#15 企業家精神って何?

新しくて伸び盛りの会社の募集要項に、「企業家精神を持っている方」と書いてあるのを見つけるときがある。

業務内容をみると、なるほど、独立可能なフランチャイズ制をとっている会社で実際に独立支援制度がある会社であったりする。あるいは、とにかく新規事業を数多く立ち上げる会社であったりする。

そういった会社には、若くて野心に燃えている人には人気が高く、応募者も少なくない。応募者は優等生タイプというより、やんちゃなタイプが多いようだ。

採用する側も、どの応募者が企業家精神に富み成功の確率が高いのかを判断するために試行錯誤しているようだ。
ある程度多めに採用し、入社後のハードな研修や実務中で、その熱意、能力、適性を見ながら判断することになる。

企業家としての行動を続けていくには強い動機(目的)が必要だ。
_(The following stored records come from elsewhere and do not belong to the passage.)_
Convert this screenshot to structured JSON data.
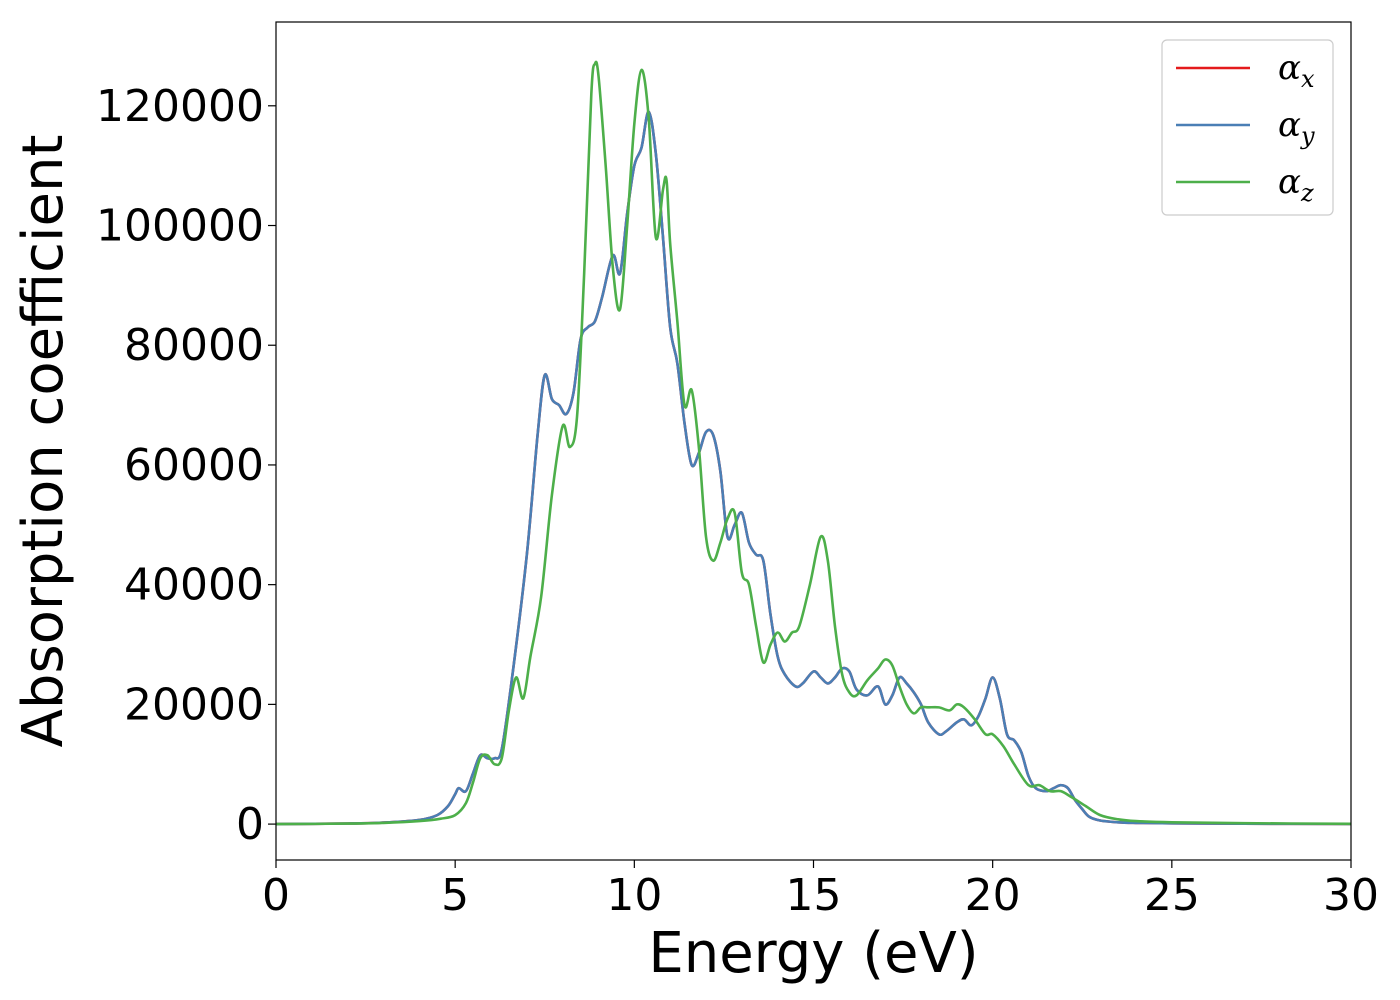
{
  "chart_data": {
    "type": "line",
    "title": "",
    "xlabel": "Energy (eV)",
    "ylabel": "Absorption coefficient",
    "xlim": [
      0,
      30
    ],
    "ylim": [
      -6000,
      134000
    ],
    "xticks": [
      0,
      5,
      10,
      15,
      20,
      25,
      30
    ],
    "yticks": [
      0,
      20000,
      40000,
      60000,
      80000,
      100000,
      120000
    ],
    "xtick_labels": [
      "0",
      "5",
      "10",
      "15",
      "20",
      "25",
      "30"
    ],
    "ytick_labels": [
      "0",
      "20000",
      "40000",
      "60000",
      "80000",
      "100000",
      "120000"
    ],
    "grid": false,
    "legend_position": "top-right",
    "series": [
      {
        "name": "α_x",
        "legend_base": "α",
        "legend_sub": "x",
        "color": "#e41a1c",
        "x": [
          0,
          2,
          3,
          4,
          4.5,
          4.8,
          5.0,
          5.1,
          5.3,
          5.5,
          5.7,
          5.9,
          6.1,
          6.3,
          6.6,
          7.0,
          7.3,
          7.5,
          7.7,
          7.9,
          8.1,
          8.3,
          8.5,
          8.7,
          8.9,
          9.1,
          9.4,
          9.6,
          9.8,
          10.0,
          10.2,
          10.4,
          10.6,
          10.8,
          11.0,
          11.2,
          11.4,
          11.6,
          11.8,
          12.0,
          12.2,
          12.4,
          12.6,
          12.8,
          13.0,
          13.2,
          13.4,
          13.6,
          13.8,
          14.0,
          14.2,
          14.5,
          14.7,
          15.0,
          15.2,
          15.4,
          15.6,
          15.8,
          16.0,
          16.2,
          16.5,
          16.8,
          17.0,
          17.2,
          17.4,
          17.6,
          17.8,
          18.0,
          18.2,
          18.5,
          18.7,
          19.0,
          19.2,
          19.4,
          19.6,
          19.8,
          20.0,
          20.2,
          20.4,
          20.6,
          20.8,
          21.0,
          21.2,
          21.5,
          21.7,
          21.9,
          22.1,
          22.3,
          22.5,
          22.7,
          23.0,
          23.5,
          24.0,
          25,
          27,
          30
        ],
        "y": [
          0,
          100,
          250,
          700,
          1500,
          3000,
          5000,
          6000,
          5500,
          8500,
          11500,
          11000,
          11000,
          12500,
          25000,
          45000,
          65000,
          75000,
          71000,
          70000,
          68500,
          72000,
          81000,
          83000,
          84000,
          88000,
          95000,
          92000,
          102000,
          110000,
          113000,
          119000,
          112000,
          98000,
          83000,
          77000,
          67000,
          60000,
          62000,
          65500,
          65000,
          59000,
          48000,
          50000,
          52000,
          47000,
          45000,
          44000,
          35000,
          28000,
          25000,
          23000,
          23500,
          25500,
          24500,
          23500,
          24500,
          26000,
          25500,
          22500,
          21500,
          23000,
          20000,
          21500,
          24500,
          23500,
          22000,
          20000,
          17000,
          15000,
          15500,
          17000,
          17500,
          16500,
          18000,
          21000,
          24500,
          21000,
          15000,
          14000,
          12000,
          8000,
          6000,
          5500,
          6000,
          6500,
          6000,
          4000,
          2500,
          1200,
          600,
          300,
          200,
          120,
          60,
          30
        ]
      },
      {
        "name": "α_y",
        "legend_base": "α",
        "legend_sub": "y",
        "color": "#4a7fb5",
        "x": [
          0,
          2,
          3,
          4,
          4.5,
          4.8,
          5.0,
          5.1,
          5.3,
          5.5,
          5.7,
          5.9,
          6.1,
          6.3,
          6.6,
          7.0,
          7.3,
          7.5,
          7.7,
          7.9,
          8.1,
          8.3,
          8.5,
          8.7,
          8.9,
          9.1,
          9.4,
          9.6,
          9.8,
          10.0,
          10.2,
          10.4,
          10.6,
          10.8,
          11.0,
          11.2,
          11.4,
          11.6,
          11.8,
          12.0,
          12.2,
          12.4,
          12.6,
          12.8,
          13.0,
          13.2,
          13.4,
          13.6,
          13.8,
          14.0,
          14.2,
          14.5,
          14.7,
          15.0,
          15.2,
          15.4,
          15.6,
          15.8,
          16.0,
          16.2,
          16.5,
          16.8,
          17.0,
          17.2,
          17.4,
          17.6,
          17.8,
          18.0,
          18.2,
          18.5,
          18.7,
          19.0,
          19.2,
          19.4,
          19.6,
          19.8,
          20.0,
          20.2,
          20.4,
          20.6,
          20.8,
          21.0,
          21.2,
          21.5,
          21.7,
          21.9,
          22.1,
          22.3,
          22.5,
          22.7,
          23.0,
          23.5,
          24.0,
          25,
          27,
          30
        ],
        "y": [
          0,
          100,
          250,
          700,
          1500,
          3000,
          5000,
          6000,
          5500,
          8500,
          11500,
          11000,
          11000,
          12500,
          25000,
          45000,
          65000,
          75000,
          71000,
          70000,
          68500,
          72000,
          81000,
          83000,
          84000,
          88000,
          95000,
          92000,
          102000,
          110000,
          113000,
          119000,
          112000,
          98000,
          83000,
          77000,
          67000,
          60000,
          62000,
          65500,
          65000,
          59000,
          48000,
          50000,
          52000,
          47000,
          45000,
          44000,
          35000,
          28000,
          25000,
          23000,
          23500,
          25500,
          24500,
          23500,
          24500,
          26000,
          25500,
          22500,
          21500,
          23000,
          20000,
          21500,
          24500,
          23500,
          22000,
          20000,
          17000,
          15000,
          15500,
          17000,
          17500,
          16500,
          18000,
          21000,
          24500,
          21000,
          15000,
          14000,
          12000,
          8000,
          6000,
          5500,
          6000,
          6500,
          6000,
          4000,
          2500,
          1200,
          600,
          300,
          200,
          120,
          60,
          30
        ]
      },
      {
        "name": "α_z",
        "legend_base": "α",
        "legend_sub": "z",
        "color": "#4daf4a",
        "x": [
          0,
          2,
          3,
          4,
          4.6,
          5.0,
          5.3,
          5.5,
          5.7,
          5.9,
          6.1,
          6.3,
          6.5,
          6.7,
          6.9,
          7.1,
          7.4,
          7.7,
          8.0,
          8.2,
          8.4,
          8.6,
          8.8,
          8.9,
          9.0,
          9.2,
          9.4,
          9.6,
          9.8,
          10.0,
          10.2,
          10.4,
          10.6,
          10.8,
          10.9,
          11.0,
          11.2,
          11.4,
          11.6,
          11.8,
          12.0,
          12.2,
          12.4,
          12.6,
          12.8,
          13.0,
          13.2,
          13.4,
          13.6,
          13.8,
          14.0,
          14.2,
          14.4,
          14.6,
          14.9,
          15.2,
          15.4,
          15.6,
          15.8,
          16.0,
          16.2,
          16.5,
          16.8,
          17.0,
          17.2,
          17.4,
          17.6,
          17.8,
          18.0,
          18.2,
          18.5,
          18.8,
          19.0,
          19.2,
          19.5,
          19.8,
          20.0,
          20.3,
          20.6,
          21.0,
          21.3,
          21.6,
          21.9,
          22.2,
          22.6,
          23.0,
          23.5,
          24.0,
          25,
          27,
          30
        ],
        "y": [
          0,
          80,
          200,
          500,
          900,
          1500,
          3500,
          7000,
          11000,
          11500,
          10000,
          11000,
          19000,
          24500,
          21000,
          28000,
          38000,
          55000,
          66500,
          63000,
          68000,
          92000,
          122000,
          127000,
          125000,
          110000,
          93000,
          86000,
          100000,
          117000,
          126000,
          118000,
          98000,
          106000,
          107500,
          97000,
          84000,
          70000,
          72500,
          63000,
          48000,
          44000,
          47000,
          51000,
          52000,
          42000,
          40000,
          33000,
          27000,
          30000,
          32000,
          30500,
          32000,
          33000,
          40000,
          48000,
          44000,
          33000,
          25000,
          22000,
          21500,
          24000,
          26000,
          27500,
          26500,
          23000,
          20000,
          18500,
          19500,
          19500,
          19500,
          19000,
          20000,
          19500,
          17500,
          15000,
          15000,
          13000,
          10000,
          6500,
          6500,
          5500,
          5500,
          4500,
          3000,
          1500,
          800,
          500,
          300,
          150,
          50
        ]
      }
    ]
  }
}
いくら能力、適性があっても、強い目的意識がなければそれを継続的に活かし、結果を出し続けることはできないからだ。

経営思想家であるP.F.ドラッカーは、その著作「イノベーションと企業家精神」(ダイヤモンド社)で、企業家として成功する者をこう定義している。
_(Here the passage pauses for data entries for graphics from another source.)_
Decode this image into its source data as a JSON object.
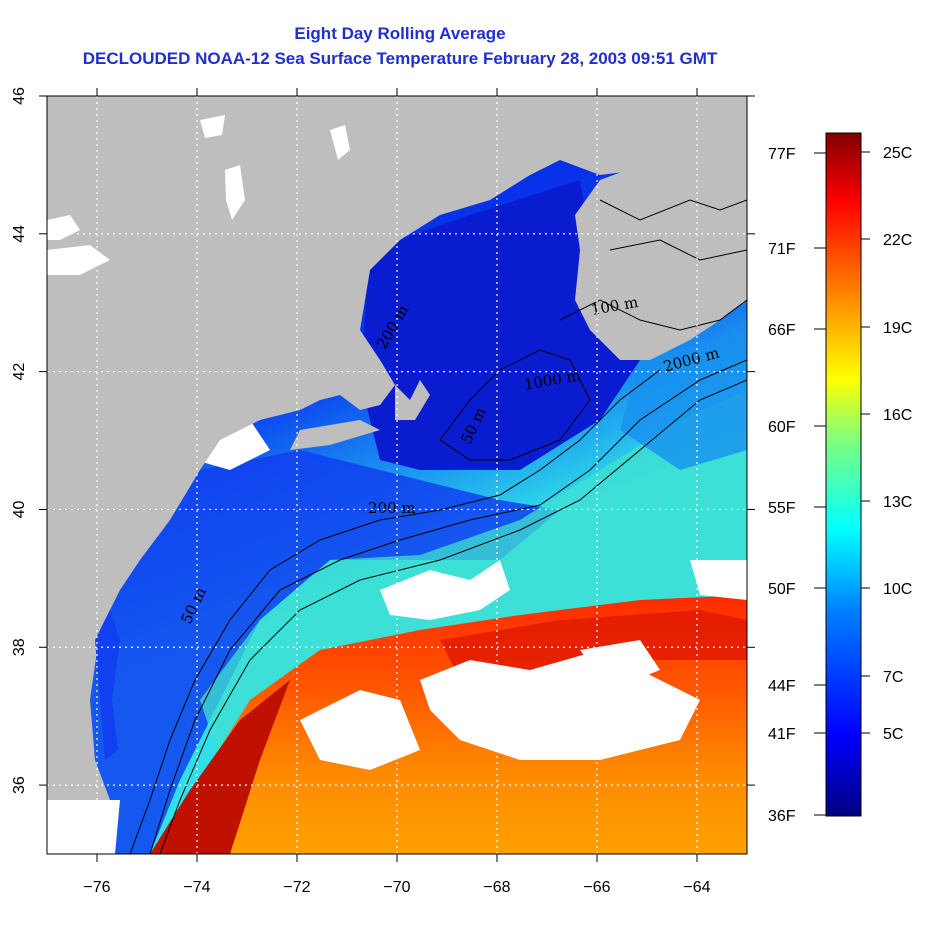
{
  "title_line1": "Eight Day Rolling Average",
  "title_line2": "DECLOUDED NOAA-12 Sea Surface Temperature February 28, 2003 09:51 GMT",
  "map": {
    "lon_ticks": [
      -76,
      -74,
      -72,
      -70,
      -68,
      -66,
      -64
    ],
    "lon_labels": [
      "−76",
      "−74",
      "−72",
      "−70",
      "−68",
      "−66",
      "−64"
    ],
    "lat_ticks": [
      36,
      38,
      40,
      42,
      44,
      46
    ],
    "lat_labels": [
      "36",
      "38",
      "40",
      "42",
      "44",
      "46"
    ],
    "lon_range": [
      -77,
      -63
    ],
    "lat_range": [
      35,
      46
    ],
    "grid": "dotted white",
    "contour_labels": [
      "50 m",
      "200 m",
      "100 m",
      "2000 m",
      "50 m",
      "200 m",
      "1000 m"
    ]
  },
  "colorbar": {
    "celsius": [
      "25C",
      "22C",
      "19C",
      "16C",
      "13C",
      "10C",
      "7C",
      "5C"
    ],
    "fahrenheit": [
      "77F",
      "71F",
      "66F",
      "60F",
      "55F",
      "50F",
      "44F",
      "41F",
      "36F"
    ],
    "colors": [
      "#00007f",
      "#0000ff",
      "#007fff",
      "#00ffff",
      "#7fff7f",
      "#ffff00",
      "#ff7f00",
      "#ff0000",
      "#7f0000"
    ]
  },
  "colors": {
    "land": "#bebebe",
    "cloud": "#ffffff",
    "title": "#1f2fd0"
  }
}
『企業家として成功する者は、その目的が金であれ、力であれ、あるいは好奇心であれ、名声であれ、価値を創造し社会に貢献する。しかもその目指すものは大きい。すでに存在するものの修正や改善では満足しない。価値と満足を創造し単なる素材を資源に変える。あるいは新しいビジョンのもとに既存の資源を組み合わせる。』


何か高尚な大義名分を持たなければ企業家になってはいけないと言う有名企業家もいる一方で、ドラッカーのような学者が金持ちになりたいとか有名になりたいとかが目的であっても構わないと言い切ってくれているのは、ごく私的な欲求を出発点としている企業家にも勇気を与えてくれる。
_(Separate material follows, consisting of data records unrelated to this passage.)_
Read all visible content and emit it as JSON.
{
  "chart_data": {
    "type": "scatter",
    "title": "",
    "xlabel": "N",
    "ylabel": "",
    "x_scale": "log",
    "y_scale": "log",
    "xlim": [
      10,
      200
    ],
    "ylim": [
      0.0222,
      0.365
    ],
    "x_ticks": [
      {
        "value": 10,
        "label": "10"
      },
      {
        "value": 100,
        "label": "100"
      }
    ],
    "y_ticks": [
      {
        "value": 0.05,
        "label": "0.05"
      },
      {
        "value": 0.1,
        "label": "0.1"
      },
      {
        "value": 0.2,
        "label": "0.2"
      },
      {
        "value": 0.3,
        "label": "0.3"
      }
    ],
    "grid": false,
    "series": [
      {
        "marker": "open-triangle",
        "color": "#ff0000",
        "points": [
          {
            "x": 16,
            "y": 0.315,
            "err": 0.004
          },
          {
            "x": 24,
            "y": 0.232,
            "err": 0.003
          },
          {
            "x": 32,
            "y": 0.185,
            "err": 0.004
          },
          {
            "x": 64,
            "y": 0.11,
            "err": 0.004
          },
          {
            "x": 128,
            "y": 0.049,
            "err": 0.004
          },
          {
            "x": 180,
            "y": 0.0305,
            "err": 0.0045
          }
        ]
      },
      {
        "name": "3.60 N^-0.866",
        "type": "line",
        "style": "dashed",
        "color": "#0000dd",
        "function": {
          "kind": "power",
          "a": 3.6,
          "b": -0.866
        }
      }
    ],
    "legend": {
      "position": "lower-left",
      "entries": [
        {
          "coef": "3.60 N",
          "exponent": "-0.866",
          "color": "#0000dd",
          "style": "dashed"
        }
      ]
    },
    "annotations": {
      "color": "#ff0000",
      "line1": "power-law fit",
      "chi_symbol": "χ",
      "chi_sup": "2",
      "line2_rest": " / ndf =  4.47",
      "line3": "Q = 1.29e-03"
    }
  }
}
大義名分がうまく言えなくて罰の悪そうな顔をしなくてもいいし、美しい大義名分を無理に創る必要もなく、ましてそれを熱く語る必要もない。


ビジネスライクに、自分の会社が創造する新しい価値と満足、そして、それらが社会にどう貢献していくのか具体的に説明できればいい。


そうドラッカーは言っている。


さて、会社員である我々へのメッセージとして、多少無理矢理かも知れないがこう書き直して見た。


「会社員として成功する者は、その目的が金であれ、力であれ、あるいは好奇心であれ、名声であれ、価値を創造し会社に貢献し、そして社会に貢献する。」